Zdjęcie okładkowe artykułu:
zdjęcie autora artykułu

Zawodnicy Lotosu Wybrzeża Gdańsk wciąż nie mogą być pewni utrzymania w ENEA Ekstralidze. Beniaminek najwyższej klasy rozgrywkowej jest na przedostatnim, dziewiątym miejscu w tabeli.
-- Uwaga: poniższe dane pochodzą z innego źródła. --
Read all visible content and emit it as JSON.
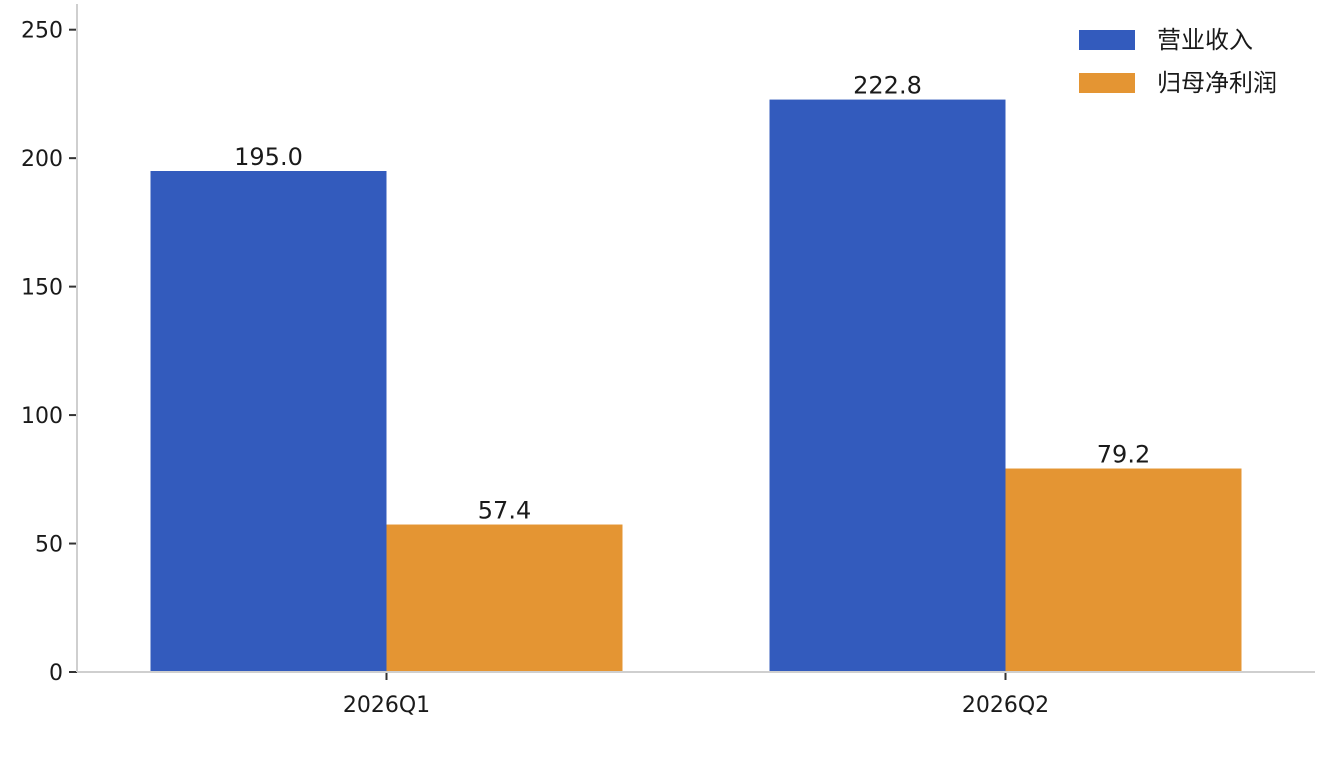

W ostatnim meczu gdańszczanie przegrali na wyjeździe ze Stelmet Falubazem Zielona Góra. W niedzielę ekipę Lotosu Wybrzeża Gdańsk czeka kolejne trudne spotkanie. W ramach trzynastej kolejki ENEA Ekstraligi do Gdańska przyjedzie Unia Leszno. - Na pewno wszyscy wiemy, że drużyna z Zielonej Góry walczy o inne cele i my, jako beniaminek, o inne. Stelmet Falubaz czy Unia Leszno walczą o wejście do play-offów, my natomiast musimy się skupić na tym, żeby utrzymać się w lidze. Najlepiej byłoby to zrobić zajmując miejsce w pierwszej ósemce. Nie jesteśmy bez szans - powiedział w rozmowie ze SportoweFakty.pl Tomasz Chrzanowski. W drużynie z Gdańska nie dla każdego zawodnika znajdzie się miejsce w wyjściowym składzie. - Niewątpliwie w naszej ekipie wzrosła rywalizacja o miejsce w pierwszej siódemce. Doszedł do nas Zbyszek Suchecki, po kontuzji powrócił Piotrek Świderski. Zaczynam powoli zauważać, że ta rywalizacja powoduje troszeczkę brak jazdy parowej. Kto był na niedzielnych zawodach w Zielonej Górze, na pewno to widział w przypadku naszego zespołu - podkreślił "Chrzanek". Zawodnicy Lotosu Wybrzeża wiedzą, co zrobić, aby uniknąć takich sytuacji w przyszłości. - Na pewno będzie rozmowa z trenerem na ten temat. Już zresztą była. Mamy się skupić na tym, jak oszukać, przechytrzyć i przede wszystkim wyprzedzić rywala, a nie bawić się w indywidualne odbieranie sobie punktów. Przed nami ciężki mecz z Unią Leszno u siebie. Będziemy starali się do niego jak najlepiej przygotować - zakończył były uczestnik cyklu Grand Prix. Po dwunastu kolejkach ENEA Ekstraligi ekipa z Gdańska ma na swoim koncie sześć punktów i zajmuje przedostatnie miejsce w tabeli. Lotos Wybrzeże wygrał trzy mecze, a przegrał aż dziewięć.